Втянув голову в плечи, девушка поджала губы, готовясь вот-вот расплакаться. Запоздало я напомнил себе, к чему готовили бедняжку всё это время и какой была ее мать. Честно, мне стало даже совестно за мимолетную вспышку гнева. Неловко опустив взгляд, я добавил уже тише и, насколько мог, мягче, сделав шаг к супруге и положив ладони на ее плечи.
— Прекрасно, мне пора на фабрику. Матушка покажет дом. Советую какое-то время не показываться на публике, если станет скучно, пригласи ювелиров, пускай придумают что-нибудь этакое. Ни в чем себе не отказывай.
Склонившись к Уне, я чуть коснулся губами ее лба. Жуткая вольность, если подумать, но я надеялся, что она меня всё же поймет.
Оставив супругу с Катариной, я наконец-то отправился в путь.
Руки, еще не знавшие мозолей, вцепились в двери комнаты, где держали отца. Я слышал его крик, его ругань, его сдавленный кашель и проклятия, но всё еще не понимал, за что королевский палач явился по его душу. За что его бьют? Почему это нельзя прекратить сейчас же? Сколько еще будет продолжаться эта пытка?
— Предатель…
Оброненное слово звучит оскорбительно, нечестно и совершенно неподходяще моему отцу. Неужели Мартирас этого не понимает? Неужели не видит, что старания его уходят впустую? Он настолько глуп?
А самое главное… Как сильно пострадал Кейн-старший?

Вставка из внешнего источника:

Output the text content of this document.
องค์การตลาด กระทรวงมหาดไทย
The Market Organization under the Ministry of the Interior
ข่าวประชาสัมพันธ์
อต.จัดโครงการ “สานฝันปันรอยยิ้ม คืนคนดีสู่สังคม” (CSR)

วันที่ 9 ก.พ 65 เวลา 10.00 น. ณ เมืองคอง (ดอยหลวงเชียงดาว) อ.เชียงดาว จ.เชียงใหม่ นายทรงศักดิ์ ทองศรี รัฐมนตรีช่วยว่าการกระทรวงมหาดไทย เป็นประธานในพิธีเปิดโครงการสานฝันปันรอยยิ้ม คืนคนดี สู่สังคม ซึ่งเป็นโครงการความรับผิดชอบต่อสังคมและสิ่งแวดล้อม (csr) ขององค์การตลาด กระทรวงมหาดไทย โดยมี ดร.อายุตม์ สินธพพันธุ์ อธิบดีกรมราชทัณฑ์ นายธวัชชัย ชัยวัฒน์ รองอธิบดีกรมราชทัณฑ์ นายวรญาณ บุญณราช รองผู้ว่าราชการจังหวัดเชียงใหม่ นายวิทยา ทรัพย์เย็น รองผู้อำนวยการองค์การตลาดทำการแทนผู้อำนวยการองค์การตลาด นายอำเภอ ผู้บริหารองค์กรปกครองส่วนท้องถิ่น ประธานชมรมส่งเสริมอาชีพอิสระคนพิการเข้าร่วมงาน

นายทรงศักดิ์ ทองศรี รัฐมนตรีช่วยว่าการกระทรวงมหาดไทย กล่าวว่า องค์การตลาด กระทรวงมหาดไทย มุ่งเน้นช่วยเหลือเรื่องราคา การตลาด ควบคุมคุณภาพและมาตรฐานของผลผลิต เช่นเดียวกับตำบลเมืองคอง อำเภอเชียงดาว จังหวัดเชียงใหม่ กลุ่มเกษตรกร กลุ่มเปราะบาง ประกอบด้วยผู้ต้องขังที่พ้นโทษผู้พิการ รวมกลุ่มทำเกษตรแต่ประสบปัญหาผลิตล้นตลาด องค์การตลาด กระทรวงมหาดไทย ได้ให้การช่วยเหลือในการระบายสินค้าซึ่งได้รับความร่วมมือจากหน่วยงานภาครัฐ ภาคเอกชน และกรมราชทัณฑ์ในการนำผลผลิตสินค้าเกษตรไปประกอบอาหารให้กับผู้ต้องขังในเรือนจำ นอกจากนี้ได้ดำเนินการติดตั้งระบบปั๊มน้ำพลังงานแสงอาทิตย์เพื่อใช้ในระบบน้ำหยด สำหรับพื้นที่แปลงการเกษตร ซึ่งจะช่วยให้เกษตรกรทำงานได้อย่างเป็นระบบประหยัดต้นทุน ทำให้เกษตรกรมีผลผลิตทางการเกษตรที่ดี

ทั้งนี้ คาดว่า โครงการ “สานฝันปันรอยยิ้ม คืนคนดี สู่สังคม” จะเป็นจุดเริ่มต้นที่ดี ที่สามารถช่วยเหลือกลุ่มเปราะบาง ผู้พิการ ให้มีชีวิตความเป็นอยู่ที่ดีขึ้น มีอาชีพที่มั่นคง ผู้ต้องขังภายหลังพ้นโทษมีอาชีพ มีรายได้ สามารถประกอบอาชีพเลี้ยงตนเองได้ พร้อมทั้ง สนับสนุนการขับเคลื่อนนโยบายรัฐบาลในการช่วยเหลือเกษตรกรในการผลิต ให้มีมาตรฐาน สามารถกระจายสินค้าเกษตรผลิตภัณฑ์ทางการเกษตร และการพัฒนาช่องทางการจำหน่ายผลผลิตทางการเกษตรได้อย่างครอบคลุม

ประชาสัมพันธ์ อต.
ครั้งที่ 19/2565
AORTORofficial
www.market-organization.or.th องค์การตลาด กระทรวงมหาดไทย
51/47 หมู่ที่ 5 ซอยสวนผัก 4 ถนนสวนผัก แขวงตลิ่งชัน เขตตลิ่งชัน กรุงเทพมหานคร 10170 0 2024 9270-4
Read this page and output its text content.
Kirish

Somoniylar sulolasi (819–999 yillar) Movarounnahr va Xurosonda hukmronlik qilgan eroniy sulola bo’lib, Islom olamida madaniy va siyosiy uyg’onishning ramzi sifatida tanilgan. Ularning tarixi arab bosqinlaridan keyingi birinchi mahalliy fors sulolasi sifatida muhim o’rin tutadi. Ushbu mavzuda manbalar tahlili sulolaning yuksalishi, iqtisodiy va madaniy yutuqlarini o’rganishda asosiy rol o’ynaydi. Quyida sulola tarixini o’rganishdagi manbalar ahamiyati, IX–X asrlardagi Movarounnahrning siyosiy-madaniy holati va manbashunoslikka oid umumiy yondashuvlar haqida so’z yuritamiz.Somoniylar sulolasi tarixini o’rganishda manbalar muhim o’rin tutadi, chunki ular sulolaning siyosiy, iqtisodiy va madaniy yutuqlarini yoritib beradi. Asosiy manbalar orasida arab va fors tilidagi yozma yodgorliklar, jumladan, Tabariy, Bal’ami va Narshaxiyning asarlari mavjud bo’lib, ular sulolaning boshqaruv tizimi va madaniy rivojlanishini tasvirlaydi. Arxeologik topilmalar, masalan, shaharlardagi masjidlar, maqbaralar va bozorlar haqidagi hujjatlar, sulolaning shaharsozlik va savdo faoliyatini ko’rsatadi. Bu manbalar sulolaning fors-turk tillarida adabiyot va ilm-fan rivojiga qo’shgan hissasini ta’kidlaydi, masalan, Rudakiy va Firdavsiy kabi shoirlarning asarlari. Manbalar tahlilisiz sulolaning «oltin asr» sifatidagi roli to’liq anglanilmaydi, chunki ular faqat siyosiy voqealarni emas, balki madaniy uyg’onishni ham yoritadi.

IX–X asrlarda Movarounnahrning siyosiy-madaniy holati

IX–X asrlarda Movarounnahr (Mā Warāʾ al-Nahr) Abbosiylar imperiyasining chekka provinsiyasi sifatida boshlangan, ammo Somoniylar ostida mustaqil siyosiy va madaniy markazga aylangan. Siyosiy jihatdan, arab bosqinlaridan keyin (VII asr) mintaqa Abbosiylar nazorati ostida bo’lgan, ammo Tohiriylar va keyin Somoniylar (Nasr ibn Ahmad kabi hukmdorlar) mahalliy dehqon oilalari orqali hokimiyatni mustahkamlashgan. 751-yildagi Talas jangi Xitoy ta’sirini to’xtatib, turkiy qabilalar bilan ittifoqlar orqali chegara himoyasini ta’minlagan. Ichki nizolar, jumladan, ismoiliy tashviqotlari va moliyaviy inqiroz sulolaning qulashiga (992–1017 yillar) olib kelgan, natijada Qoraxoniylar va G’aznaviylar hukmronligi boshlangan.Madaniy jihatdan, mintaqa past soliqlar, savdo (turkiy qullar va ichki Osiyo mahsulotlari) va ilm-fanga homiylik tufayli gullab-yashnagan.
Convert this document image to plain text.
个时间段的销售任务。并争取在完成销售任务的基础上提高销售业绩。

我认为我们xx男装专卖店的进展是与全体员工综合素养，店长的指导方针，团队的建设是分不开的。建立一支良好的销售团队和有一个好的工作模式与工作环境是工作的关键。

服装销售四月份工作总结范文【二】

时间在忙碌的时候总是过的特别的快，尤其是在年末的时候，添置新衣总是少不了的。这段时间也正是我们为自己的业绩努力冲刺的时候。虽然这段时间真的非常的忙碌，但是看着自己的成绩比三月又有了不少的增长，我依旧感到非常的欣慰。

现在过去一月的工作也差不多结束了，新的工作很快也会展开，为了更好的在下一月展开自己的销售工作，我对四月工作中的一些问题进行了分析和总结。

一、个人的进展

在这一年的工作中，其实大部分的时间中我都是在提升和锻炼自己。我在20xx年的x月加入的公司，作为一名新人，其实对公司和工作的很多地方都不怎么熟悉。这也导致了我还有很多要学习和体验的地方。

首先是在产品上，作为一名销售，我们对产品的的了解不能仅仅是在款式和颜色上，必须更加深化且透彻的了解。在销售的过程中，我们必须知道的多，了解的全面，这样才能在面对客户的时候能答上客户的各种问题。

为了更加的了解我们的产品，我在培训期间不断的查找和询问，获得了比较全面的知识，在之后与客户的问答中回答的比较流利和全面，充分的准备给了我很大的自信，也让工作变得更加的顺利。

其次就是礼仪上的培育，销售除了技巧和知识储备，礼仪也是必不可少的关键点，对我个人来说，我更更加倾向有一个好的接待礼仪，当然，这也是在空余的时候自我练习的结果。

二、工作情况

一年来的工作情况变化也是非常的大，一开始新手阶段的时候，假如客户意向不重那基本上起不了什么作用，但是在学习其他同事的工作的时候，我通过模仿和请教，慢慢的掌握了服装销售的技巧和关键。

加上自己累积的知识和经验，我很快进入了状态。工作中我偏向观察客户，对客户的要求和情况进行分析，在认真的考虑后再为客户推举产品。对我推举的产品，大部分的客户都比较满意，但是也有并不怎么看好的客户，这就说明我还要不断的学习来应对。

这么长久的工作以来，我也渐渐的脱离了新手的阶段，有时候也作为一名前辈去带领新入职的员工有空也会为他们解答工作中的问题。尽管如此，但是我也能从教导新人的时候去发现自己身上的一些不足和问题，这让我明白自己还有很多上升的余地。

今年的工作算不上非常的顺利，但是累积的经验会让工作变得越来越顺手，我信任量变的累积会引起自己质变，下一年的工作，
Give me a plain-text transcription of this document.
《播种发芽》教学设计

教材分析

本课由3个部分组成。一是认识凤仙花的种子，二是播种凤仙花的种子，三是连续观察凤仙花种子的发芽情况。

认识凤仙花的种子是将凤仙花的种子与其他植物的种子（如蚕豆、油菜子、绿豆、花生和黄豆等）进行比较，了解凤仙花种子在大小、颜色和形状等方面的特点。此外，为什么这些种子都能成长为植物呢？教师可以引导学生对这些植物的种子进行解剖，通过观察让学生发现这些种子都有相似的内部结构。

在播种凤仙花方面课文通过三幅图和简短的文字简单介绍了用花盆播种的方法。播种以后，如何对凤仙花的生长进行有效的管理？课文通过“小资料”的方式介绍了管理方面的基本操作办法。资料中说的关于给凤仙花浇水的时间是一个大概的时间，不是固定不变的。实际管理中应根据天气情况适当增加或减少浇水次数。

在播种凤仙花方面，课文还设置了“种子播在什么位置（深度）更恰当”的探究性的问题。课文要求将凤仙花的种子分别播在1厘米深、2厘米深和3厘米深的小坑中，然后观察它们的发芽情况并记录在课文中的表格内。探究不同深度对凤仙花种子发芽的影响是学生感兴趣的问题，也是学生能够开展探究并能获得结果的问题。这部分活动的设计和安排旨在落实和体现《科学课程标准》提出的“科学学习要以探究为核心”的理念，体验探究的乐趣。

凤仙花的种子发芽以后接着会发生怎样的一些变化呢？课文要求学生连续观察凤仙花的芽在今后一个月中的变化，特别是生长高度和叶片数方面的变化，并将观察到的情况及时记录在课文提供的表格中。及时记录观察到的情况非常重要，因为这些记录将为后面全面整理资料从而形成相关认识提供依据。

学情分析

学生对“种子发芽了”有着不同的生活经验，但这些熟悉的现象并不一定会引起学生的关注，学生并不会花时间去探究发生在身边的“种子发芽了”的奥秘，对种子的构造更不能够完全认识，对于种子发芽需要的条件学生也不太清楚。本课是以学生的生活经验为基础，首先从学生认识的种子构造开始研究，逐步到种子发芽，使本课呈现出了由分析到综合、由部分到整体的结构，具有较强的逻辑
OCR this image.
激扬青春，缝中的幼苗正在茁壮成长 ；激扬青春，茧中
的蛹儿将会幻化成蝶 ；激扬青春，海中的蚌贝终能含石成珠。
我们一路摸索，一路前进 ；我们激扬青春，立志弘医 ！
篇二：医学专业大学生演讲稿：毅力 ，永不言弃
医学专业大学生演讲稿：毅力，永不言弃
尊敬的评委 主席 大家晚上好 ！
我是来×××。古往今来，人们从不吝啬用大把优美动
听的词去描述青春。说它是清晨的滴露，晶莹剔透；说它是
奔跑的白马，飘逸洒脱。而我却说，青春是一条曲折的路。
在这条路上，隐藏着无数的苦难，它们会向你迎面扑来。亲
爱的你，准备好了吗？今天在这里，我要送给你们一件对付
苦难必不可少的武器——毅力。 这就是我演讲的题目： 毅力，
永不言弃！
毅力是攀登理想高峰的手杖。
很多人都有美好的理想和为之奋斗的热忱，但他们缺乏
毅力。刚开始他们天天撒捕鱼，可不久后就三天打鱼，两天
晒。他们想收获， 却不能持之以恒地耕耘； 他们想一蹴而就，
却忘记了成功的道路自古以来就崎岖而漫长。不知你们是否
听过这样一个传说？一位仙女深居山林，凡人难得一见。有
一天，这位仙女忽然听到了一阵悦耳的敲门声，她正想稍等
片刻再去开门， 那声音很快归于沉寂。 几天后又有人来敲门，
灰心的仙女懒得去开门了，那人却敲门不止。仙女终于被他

Матушка плачет рядом, захлебывается слезами и встает на колени перед охранником, она умоляет прекратить, ведь у отца слабое сердце, только недавно перенесен тяжелый приступ. Приступ. Точно, я испугался тогда, Ламонт всегда казался мне непоколебимой скалой, но тогда, схватившись за грудь, он не мог сказать и слова. В центре города я почувствовал себя будто в середине пустыни, никто не мог помочь.
— У него сердце, — шептал я в крохотную щель у двери, и за стеной всё неожиданно быстро стихло.
Машина резко свернула с основной дороги, мы преодолели уже половину пути к фабрике. Дрема не пошла мне на пользу. Разбуженные призраки прошлого напомнили о себе, терзая мою память, как бешеные уличные шавки терзают нашедшие в канаве потроха. Настроение разительно испортилось, как и погода в этих местах. За окном начал накрапывать дождь, неприветливое небо молчало, но выглядело достаточно хмуро, чтобы пустить парочку молний.